Express makes this kind of stuff really intuitive. The syntax looks like below :
var app = require('express').createServer();
app.get("/string", function(req, res) {
var strings = ["rad", "bla", "ska"]
var n = Math.floor(Math.random() * strings.length)
res.send(strings[n])
})
app.listen(8001)
https://expressjs.com
If you're using jQuery on the client side you can do something like this:
$.get("/string", function(string) {
alert(string)
})
I was facing following error with code (nodejs 0.10.13), provided by ampersand:
origin is not allowed by access-control-allow-origin
Issue was resolved changing
response.writeHead(200, {"Content-Type": "text/plain"});
to
response.writeHead(200, {
'Content-Type': 'text/html',
'Access-Control-Allow-Origin' : '*'});
Here is a fully functional example of what you are trying to accomplish. I created the example inside of hyperdev rather than jsFiddle so that you could see the server-side and client-side code.
View Code:
https://hyperdev.com/#!/project/destiny-authorization
View Working Application: https://destiny-authorization.hyperdev.space/
This code creates a handler for a get request that returns a random string:
app.get("/string", function(req, res) {
var strings = ["string1", "string2", "string3"]

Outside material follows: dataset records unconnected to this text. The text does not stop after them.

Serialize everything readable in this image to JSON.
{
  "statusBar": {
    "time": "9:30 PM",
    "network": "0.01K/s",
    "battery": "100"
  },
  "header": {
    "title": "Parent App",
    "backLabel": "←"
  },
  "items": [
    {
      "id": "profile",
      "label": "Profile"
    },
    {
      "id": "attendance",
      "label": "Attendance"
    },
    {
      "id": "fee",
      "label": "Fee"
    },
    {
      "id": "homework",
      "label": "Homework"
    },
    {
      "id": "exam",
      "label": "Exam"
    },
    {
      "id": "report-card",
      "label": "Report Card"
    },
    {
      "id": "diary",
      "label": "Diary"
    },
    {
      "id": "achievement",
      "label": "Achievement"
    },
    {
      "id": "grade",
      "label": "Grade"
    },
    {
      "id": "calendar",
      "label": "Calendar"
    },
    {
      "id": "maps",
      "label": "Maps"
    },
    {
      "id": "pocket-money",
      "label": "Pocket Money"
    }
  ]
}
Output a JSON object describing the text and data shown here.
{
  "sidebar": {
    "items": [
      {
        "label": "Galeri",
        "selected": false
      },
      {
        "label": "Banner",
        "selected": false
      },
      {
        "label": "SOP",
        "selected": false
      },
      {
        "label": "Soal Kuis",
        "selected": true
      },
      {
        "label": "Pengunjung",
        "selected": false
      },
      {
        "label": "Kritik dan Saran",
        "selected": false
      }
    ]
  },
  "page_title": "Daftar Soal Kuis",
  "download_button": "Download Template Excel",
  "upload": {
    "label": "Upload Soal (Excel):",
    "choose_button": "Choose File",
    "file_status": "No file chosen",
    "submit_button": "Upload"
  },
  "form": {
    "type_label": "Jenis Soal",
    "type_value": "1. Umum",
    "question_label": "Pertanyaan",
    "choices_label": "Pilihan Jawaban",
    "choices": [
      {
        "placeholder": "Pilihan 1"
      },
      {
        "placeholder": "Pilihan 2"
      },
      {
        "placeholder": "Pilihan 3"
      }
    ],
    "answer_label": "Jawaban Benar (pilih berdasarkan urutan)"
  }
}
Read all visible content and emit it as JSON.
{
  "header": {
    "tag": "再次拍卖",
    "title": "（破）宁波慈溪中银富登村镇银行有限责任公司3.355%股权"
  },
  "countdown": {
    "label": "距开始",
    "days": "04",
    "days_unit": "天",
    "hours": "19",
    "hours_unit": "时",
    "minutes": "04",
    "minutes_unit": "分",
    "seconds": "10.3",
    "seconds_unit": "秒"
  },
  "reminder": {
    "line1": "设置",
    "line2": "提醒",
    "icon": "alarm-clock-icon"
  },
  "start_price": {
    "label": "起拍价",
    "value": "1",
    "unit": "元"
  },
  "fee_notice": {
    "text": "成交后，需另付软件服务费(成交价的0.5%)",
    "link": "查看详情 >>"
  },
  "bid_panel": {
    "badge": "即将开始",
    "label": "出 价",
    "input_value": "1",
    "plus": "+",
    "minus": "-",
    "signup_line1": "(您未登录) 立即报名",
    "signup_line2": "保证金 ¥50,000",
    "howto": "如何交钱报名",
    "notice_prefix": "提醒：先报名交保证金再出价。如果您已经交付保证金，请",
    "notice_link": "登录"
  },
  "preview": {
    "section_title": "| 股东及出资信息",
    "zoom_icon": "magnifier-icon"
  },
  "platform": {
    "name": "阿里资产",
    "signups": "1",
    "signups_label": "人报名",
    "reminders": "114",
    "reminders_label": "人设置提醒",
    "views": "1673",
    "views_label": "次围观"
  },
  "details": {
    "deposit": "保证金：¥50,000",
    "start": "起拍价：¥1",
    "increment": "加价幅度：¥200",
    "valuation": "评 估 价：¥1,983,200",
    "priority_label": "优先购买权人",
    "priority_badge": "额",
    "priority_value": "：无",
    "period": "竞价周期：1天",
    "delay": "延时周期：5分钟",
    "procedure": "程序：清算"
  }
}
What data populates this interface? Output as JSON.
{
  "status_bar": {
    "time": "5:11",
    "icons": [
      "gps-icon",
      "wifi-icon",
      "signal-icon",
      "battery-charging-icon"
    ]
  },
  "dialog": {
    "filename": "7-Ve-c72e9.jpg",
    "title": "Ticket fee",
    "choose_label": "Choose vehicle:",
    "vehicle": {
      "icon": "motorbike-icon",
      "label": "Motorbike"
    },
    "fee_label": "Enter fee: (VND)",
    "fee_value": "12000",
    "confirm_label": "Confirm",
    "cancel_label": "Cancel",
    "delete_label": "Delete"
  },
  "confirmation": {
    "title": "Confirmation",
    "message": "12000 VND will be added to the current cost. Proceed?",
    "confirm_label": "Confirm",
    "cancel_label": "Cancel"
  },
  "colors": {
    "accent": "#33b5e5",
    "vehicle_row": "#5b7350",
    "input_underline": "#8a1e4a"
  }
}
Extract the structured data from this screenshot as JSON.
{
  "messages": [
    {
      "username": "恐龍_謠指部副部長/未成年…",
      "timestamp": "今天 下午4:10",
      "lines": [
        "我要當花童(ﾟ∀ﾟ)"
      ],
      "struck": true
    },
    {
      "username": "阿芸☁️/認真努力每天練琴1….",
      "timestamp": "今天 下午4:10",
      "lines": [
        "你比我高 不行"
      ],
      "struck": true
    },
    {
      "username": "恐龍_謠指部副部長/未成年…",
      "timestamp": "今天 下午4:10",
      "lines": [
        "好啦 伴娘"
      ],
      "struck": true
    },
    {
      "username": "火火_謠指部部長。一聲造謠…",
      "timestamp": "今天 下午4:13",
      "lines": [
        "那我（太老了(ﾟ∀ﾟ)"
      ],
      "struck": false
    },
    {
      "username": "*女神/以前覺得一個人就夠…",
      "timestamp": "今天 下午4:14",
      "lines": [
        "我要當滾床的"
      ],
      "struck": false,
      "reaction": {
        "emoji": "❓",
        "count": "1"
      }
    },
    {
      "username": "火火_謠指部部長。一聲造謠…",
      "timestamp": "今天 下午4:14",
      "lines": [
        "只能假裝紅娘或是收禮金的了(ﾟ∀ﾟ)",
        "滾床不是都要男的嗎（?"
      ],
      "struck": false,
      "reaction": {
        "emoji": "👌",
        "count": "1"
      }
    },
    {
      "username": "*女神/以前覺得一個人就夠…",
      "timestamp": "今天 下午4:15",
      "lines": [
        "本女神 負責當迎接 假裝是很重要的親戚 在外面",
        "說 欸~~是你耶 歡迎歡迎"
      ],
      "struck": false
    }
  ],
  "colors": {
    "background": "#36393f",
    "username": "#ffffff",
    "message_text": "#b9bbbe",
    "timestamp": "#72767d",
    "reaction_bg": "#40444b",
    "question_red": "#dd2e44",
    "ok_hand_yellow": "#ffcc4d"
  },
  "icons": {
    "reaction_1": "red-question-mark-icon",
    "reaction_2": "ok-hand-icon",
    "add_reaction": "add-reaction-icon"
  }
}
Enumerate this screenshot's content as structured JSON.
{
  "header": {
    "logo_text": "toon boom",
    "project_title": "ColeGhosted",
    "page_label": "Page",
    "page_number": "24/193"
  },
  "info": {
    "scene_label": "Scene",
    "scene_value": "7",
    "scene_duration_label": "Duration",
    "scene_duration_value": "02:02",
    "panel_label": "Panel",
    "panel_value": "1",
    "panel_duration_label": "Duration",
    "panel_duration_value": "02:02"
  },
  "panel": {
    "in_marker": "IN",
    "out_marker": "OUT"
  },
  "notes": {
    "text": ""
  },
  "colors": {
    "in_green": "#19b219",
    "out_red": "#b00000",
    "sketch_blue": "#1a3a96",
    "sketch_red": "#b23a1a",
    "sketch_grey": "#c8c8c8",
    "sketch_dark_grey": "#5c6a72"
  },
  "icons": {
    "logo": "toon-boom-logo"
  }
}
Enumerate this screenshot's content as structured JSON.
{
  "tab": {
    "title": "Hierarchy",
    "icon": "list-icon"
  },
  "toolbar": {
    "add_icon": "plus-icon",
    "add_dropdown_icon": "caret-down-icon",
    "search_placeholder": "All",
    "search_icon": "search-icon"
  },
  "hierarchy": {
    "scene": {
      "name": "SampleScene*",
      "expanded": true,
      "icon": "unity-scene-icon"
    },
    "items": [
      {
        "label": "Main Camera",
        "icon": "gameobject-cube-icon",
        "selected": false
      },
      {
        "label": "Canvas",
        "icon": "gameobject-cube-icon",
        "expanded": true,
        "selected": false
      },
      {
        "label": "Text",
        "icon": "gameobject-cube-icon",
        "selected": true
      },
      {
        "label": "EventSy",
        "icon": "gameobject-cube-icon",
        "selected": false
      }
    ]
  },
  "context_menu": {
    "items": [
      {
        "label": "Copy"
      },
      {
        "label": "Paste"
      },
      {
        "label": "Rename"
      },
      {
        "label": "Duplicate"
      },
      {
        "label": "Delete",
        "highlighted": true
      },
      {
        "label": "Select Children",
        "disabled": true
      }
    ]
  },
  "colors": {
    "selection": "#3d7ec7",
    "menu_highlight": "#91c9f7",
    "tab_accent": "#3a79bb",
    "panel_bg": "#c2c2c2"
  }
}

var n = Math.floor(Math.random() * strings.length)
res.send(strings[n])
});
This jQuery code then makes the ajax request and receives the random string from the server.
$.get("/string", function(string) {
$('#txtString').val(string);
});
Note that this example is based on code from Jamund Ferguson's answer so if you find this useful be sure to upvote him as well. I just thought this example would help you to see how everything fits together.